Mainers have traditionally relied on the land for their living. Fishing and lobstering are significant sources of income for residents along the coast. Bangor, once the lumber capital of the world, still relies heavily on the paper industry, as does the rest of the state. Yet tourism is also a major industry here. Visitors come from all over the country, Europe, and Canada to bask in the unspoiled wilderness of woods, coast, and mountains, and the interests of paper and fishing have not always been compatible with tourism.

Early in November, Mainers voted whether to increase regulations on clearcutting forests in Maine. The measure failed, and failed to decide a hotly-debated issue that has raged in Maine for years. A referendum last November to ban clear cutting was also narrowly defeated.

Although organizations on both sides of the issue—the paper companies and some preservationists—favored the referendum this time around, other preservationist groups opposed it, saying it did not go far enough to protect the forest. In addition, some small landowners felt it was intrusive.

The dual approval seemed to bode well for the measure. The paper industry, which uses the forests, is the biggest money maker in a state which lacks a strong manufacturing economy. Tourism is second.

In the late 1970s and early 1980s, the trend in Maine was strongly preservationist. Now, with the development of environmentally friendly businesses, Mainers seem to lean toward economic growth and sensible management of resources.

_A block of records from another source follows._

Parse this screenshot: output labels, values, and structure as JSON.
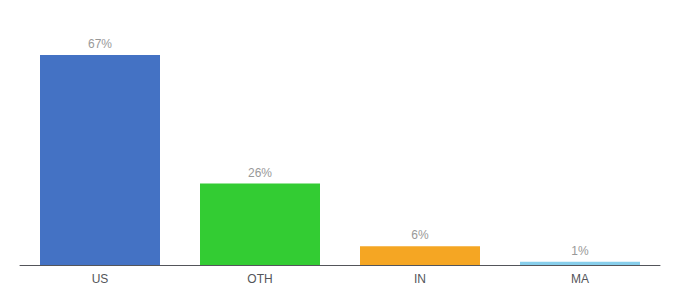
{
  "chart_data": {
    "type": "bar",
    "categories": [
      "US",
      "OTH",
      "IN",
      "MA"
    ],
    "values": [
      67,
      26,
      6,
      1
    ],
    "value_labels": [
      "67%",
      "26%",
      "6%",
      "1%"
    ],
    "colors": [
      "#4472c4",
      "#33cc33",
      "#f5a623",
      "#87ceeb"
    ],
    "ylim": [
      0,
      75
    ],
    "grid": false,
    "data_labels": true,
    "tick_labels": "x"
  }
}
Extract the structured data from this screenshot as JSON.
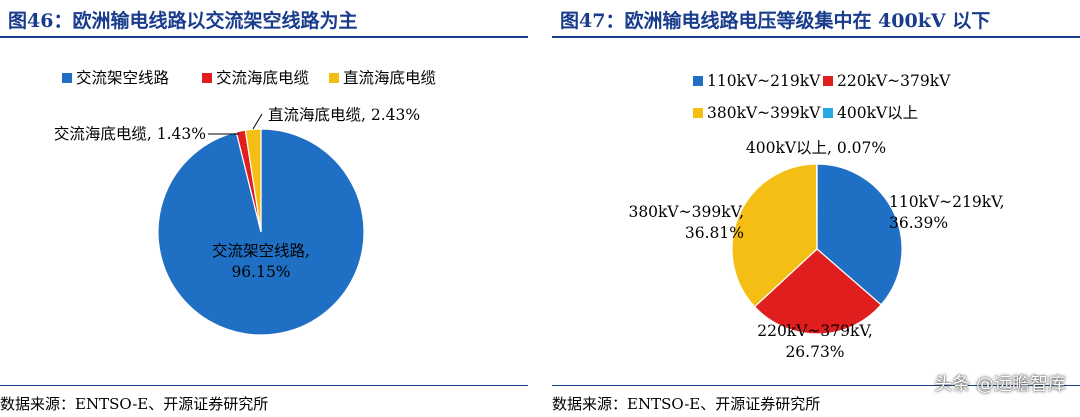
{
  "left": {
    "title": "图46：欧洲输电线路以交流架空线路为主",
    "source": "数据来源：ENTSO-E、开源证券研究所"
  },
  "right": {
    "title": "图47：欧洲输电线路电压等级集中在 400kV 以下",
    "source": "数据来源：ENTSO-E、开源证券研究所"
  },
  "watermark": "头条 @远瞻智库",
  "chart_data": [
    {
      "type": "pie",
      "title": "图46：欧洲输电线路以交流架空线路为主",
      "slices": [
        {
          "name": "交流架空线路",
          "value": 96.15,
          "label": "96.15%",
          "color": "#1f6fc5"
        },
        {
          "name": "交流海底电缆",
          "value": 1.43,
          "label": "1.43%",
          "color": "#e01e1e"
        },
        {
          "name": "直流海底电缆",
          "value": 2.43,
          "label": "2.43%",
          "color": "#f5be14"
        }
      ],
      "legend_position": "top"
    },
    {
      "type": "pie",
      "title": "图47：欧洲输电线路电压等级集中在 400kV 以下",
      "slices": [
        {
          "name": "110kV~219kV",
          "value": 36.39,
          "label": "36.39%",
          "color": "#1f6fc5"
        },
        {
          "name": "220kV~379kV",
          "value": 26.73,
          "label": "26.73%",
          "color": "#e01e1e"
        },
        {
          "name": "380kV~399kV",
          "value": 36.81,
          "label": "36.81%",
          "color": "#f5be14"
        },
        {
          "name": "400kV以上",
          "value": 0.07,
          "label": "0.07%",
          "color": "#29a9e0"
        }
      ],
      "legend_position": "top"
    }
  ]
}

“Somebody said a long time ago, you can’t eat the scenery,” says Donald Krause, MD, a Bangor internist. “I think the emphasis is now becoming, ‘How do you make a stable job environment? How do you invite new businesses to come in that are environment friendly?’

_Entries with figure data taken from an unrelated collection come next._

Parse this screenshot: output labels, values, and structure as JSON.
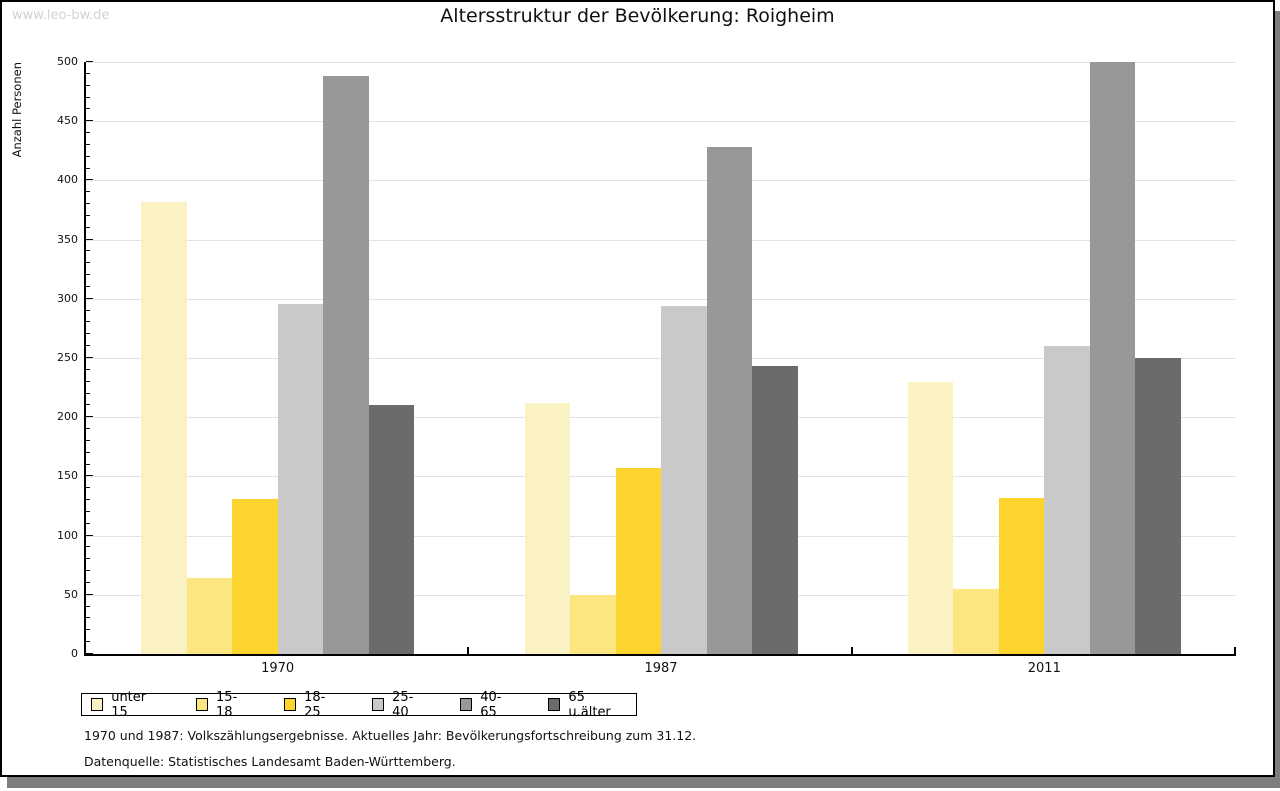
{
  "watermark": "www.leo-bw.de",
  "title": "Altersstruktur der Bevölkerung: Roigheim",
  "footnotes": [
    "1970 und 1987: Volkszählungsergebnisse. Aktuelles Jahr: Bevölkerungsfortschreibung zum 31.12.",
    "Datenquelle: Statistisches Landesamt Baden-Württemberg."
  ],
  "colors": {
    "frame_border": "#000000",
    "frame_shadow": "#7e7e7e",
    "gridline": "#e2e2e2",
    "watermark": "#d2d2d2",
    "axis": "#000000"
  },
  "chart_data": {
    "type": "bar",
    "title": "Altersstruktur der Bevölkerung: Roigheim",
    "xlabel": "",
    "ylabel": "Anzahl Personen",
    "categories": [
      "1970",
      "1987",
      "2011"
    ],
    "series": [
      {
        "name": "unter 15",
        "color": "#fbf2c4",
        "values": [
          382,
          212,
          230
        ]
      },
      {
        "name": "15-18",
        "color": "#fce67f",
        "values": [
          64,
          50,
          55
        ]
      },
      {
        "name": "18-25",
        "color": "#fcd42d",
        "values": [
          131,
          157,
          132
        ]
      },
      {
        "name": "25-40",
        "color": "#c9c9c9",
        "values": [
          296,
          294,
          260
        ]
      },
      {
        "name": "40-65",
        "color": "#989898",
        "values": [
          488,
          428,
          500
        ]
      },
      {
        "name": "65 u.älter",
        "color": "#6b6b6b",
        "values": [
          210,
          243,
          250
        ]
      }
    ],
    "ylim": [
      0,
      500
    ],
    "ytick_major_step": 50,
    "ytick_minor_step": 10,
    "grid": true,
    "legend_position": "bottom"
  }
}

“You have to balance growth with the environment. I think Maine is very keen about that,” says Krause.

A city in the country

In the center of the state and tangent to all the elements of conflict and prosperity in Maine is Bangor, a city of 33,000 located midway between the coastal and woodland regions. The city is where citizens from the central, eastern, and northern parts of the state converge to find medical care, legal services, do their banking, and shop. Bangor is ‘the city’ for nearly 400,000 people of Maine.

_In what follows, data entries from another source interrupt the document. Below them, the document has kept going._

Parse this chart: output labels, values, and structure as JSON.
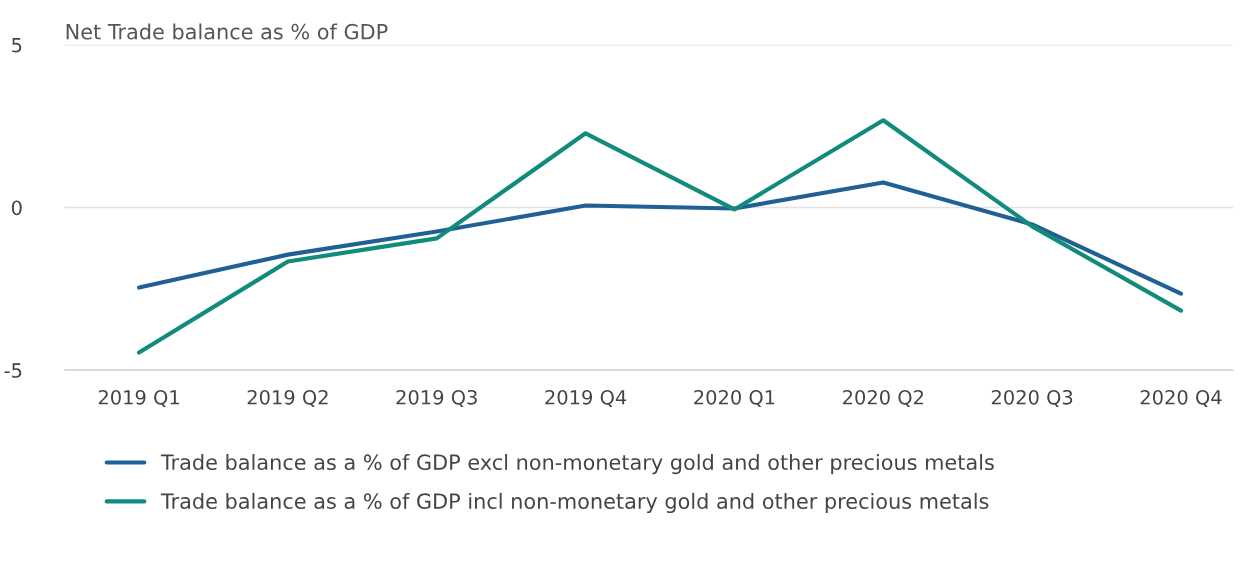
{
  "chart_data": {
    "type": "line",
    "title": "Net Trade balance as % of GDP",
    "categories": [
      "2019 Q1",
      "2019 Q2",
      "2019 Q3",
      "2019 Q4",
      "2020 Q1",
      "2020 Q2",
      "2020 Q3",
      "2020 Q4"
    ],
    "series": [
      {
        "name": "Trade balance as a % of GDP excl non-monetary gold and other precious metals",
        "color": "#206095",
        "values": [
          -2.46,
          -1.45,
          -0.74,
          0.06,
          -0.03,
          0.77,
          -0.52,
          -2.65
        ]
      },
      {
        "name": "Trade balance as a % of GDP incl non-monetary gold and other precious metals",
        "color": "#118c7b",
        "values": [
          -4.46,
          -1.66,
          -0.95,
          2.28,
          -0.06,
          2.68,
          -0.58,
          -3.17
        ]
      }
    ],
    "ylim": [
      -5,
      5
    ],
    "yticks": [
      {
        "value": -5,
        "label": "-5"
      },
      0,
      5
    ],
    "grid": "y",
    "legend": "bottom",
    "marker": "none",
    "line_style": "solid"
  }
}
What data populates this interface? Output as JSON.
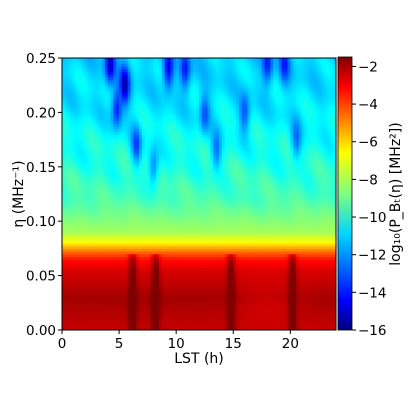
{
  "chart_data": {
    "type": "heatmap",
    "title": "",
    "xlabel": "LST (h)",
    "ylabel": "η (MHz⁻¹)",
    "colorbar_label": "log₁₀(P_Bₜ(η) [MHz²])",
    "xlim": [
      0,
      24
    ],
    "ylim": [
      0,
      0.25
    ],
    "clim": [
      -16,
      -1.5
    ],
    "colormap": "jet",
    "x_ticks": [
      0,
      5,
      10,
      15,
      20
    ],
    "x_tick_labels": [
      "0",
      "5",
      "10",
      "15",
      "20"
    ],
    "y_ticks": [
      0,
      0.05,
      0.1,
      0.15,
      0.2,
      0.25
    ],
    "y_tick_labels": [
      "0.00",
      "0.05",
      "0.10",
      "0.15",
      "0.20",
      "0.25"
    ],
    "cbar_ticks": [
      -16,
      -14,
      -12,
      -10,
      -8,
      -6,
      -4,
      -2
    ],
    "cbar_tick_labels": [
      "−16",
      "−14",
      "−12",
      "−10",
      "−8",
      "−6",
      "−4",
      "−2"
    ],
    "eta_profile": [
      {
        "eta": 0.0,
        "value": -2.5
      },
      {
        "eta": 0.03,
        "value": -2.0
      },
      {
        "eta": 0.055,
        "value": -2.8
      },
      {
        "eta": 0.065,
        "value": -3.5
      },
      {
        "eta": 0.072,
        "value": -4.8
      },
      {
        "eta": 0.08,
        "value": -6.8
      },
      {
        "eta": 0.09,
        "value": -8.2
      },
      {
        "eta": 0.12,
        "value": -9.5
      },
      {
        "eta": 0.16,
        "value": -10.2
      },
      {
        "eta": 0.2,
        "value": -10.8
      },
      {
        "eta": 0.25,
        "value": -11.2
      }
    ],
    "low_eta_dips_lst": [
      6.2,
      8.2,
      14.8,
      20.2
    ],
    "dark_spots": [
      {
        "lst": 4.2,
        "eta": 0.245,
        "value": -15.0
      },
      {
        "lst": 5.5,
        "eta": 0.225,
        "value": -15.0
      },
      {
        "lst": 4.8,
        "eta": 0.205,
        "value": -14.0
      },
      {
        "lst": 9.3,
        "eta": 0.24,
        "value": -14.5
      },
      {
        "lst": 10.8,
        "eta": 0.24,
        "value": -14.0
      },
      {
        "lst": 18.0,
        "eta": 0.245,
        "value": -14.0
      },
      {
        "lst": 19.5,
        "eta": 0.245,
        "value": -13.5
      },
      {
        "lst": 12.5,
        "eta": 0.2,
        "value": -13.0
      },
      {
        "lst": 16.0,
        "eta": 0.2,
        "value": -13.0
      },
      {
        "lst": 6.5,
        "eta": 0.17,
        "value": -13.0
      },
      {
        "lst": 8.0,
        "eta": 0.15,
        "value": -12.5
      },
      {
        "lst": 13.5,
        "eta": 0.165,
        "value": -12.5
      },
      {
        "lst": 20.5,
        "eta": 0.175,
        "value": -12.5
      }
    ]
  }
}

“It looks like a little city of 30,000 yet it has a medical center with 430 beds and an open-heart surgery program. That contrast is really a metaphor for what this city serves in many ways,” says Erik Steele, DO.

Yet Bangor retains the character of a small city. “We’re the referral area for 400,000 people but you don’t have to live with them,” says internist Frank Bragg, MD. “I call it a city in the country.”

Residents relish the freedom to allow their children to play in the neighborhoods. They don’t need home alarms or auto security systems—some don’t even lock their cars.

“I live in a community where I’m not afraid to have my children walk on the streets or to go trick-or-treating,” says Steele. “But on the other hand it has a symphony orchestra and an active theater group.”

“It doesn’t mean we don’t have crime,” Steele adds. “Every once in a while something happens here that makes us all gasp. But the fact that it makes us all gasp is a testimony that it is not an everyday occurrence.”

The novels of Stephen King, a 17-year resident of Bangor, probably generate more gasps than local crimes. Bangor averages only 71 violent crimes per year per 100,000 persons. The national average is 408. Maine, as a state, ranks 47th in its violent crime rate with 130 violent crimes per 100,000 population.

The University of Maine in Orono, 15 miles northeast of Bangor, lends an academic tone to Bangor. “It is a very community- focused university so that it is easy to se it, easy to access it. That has a huge impact on the community,” says Krause.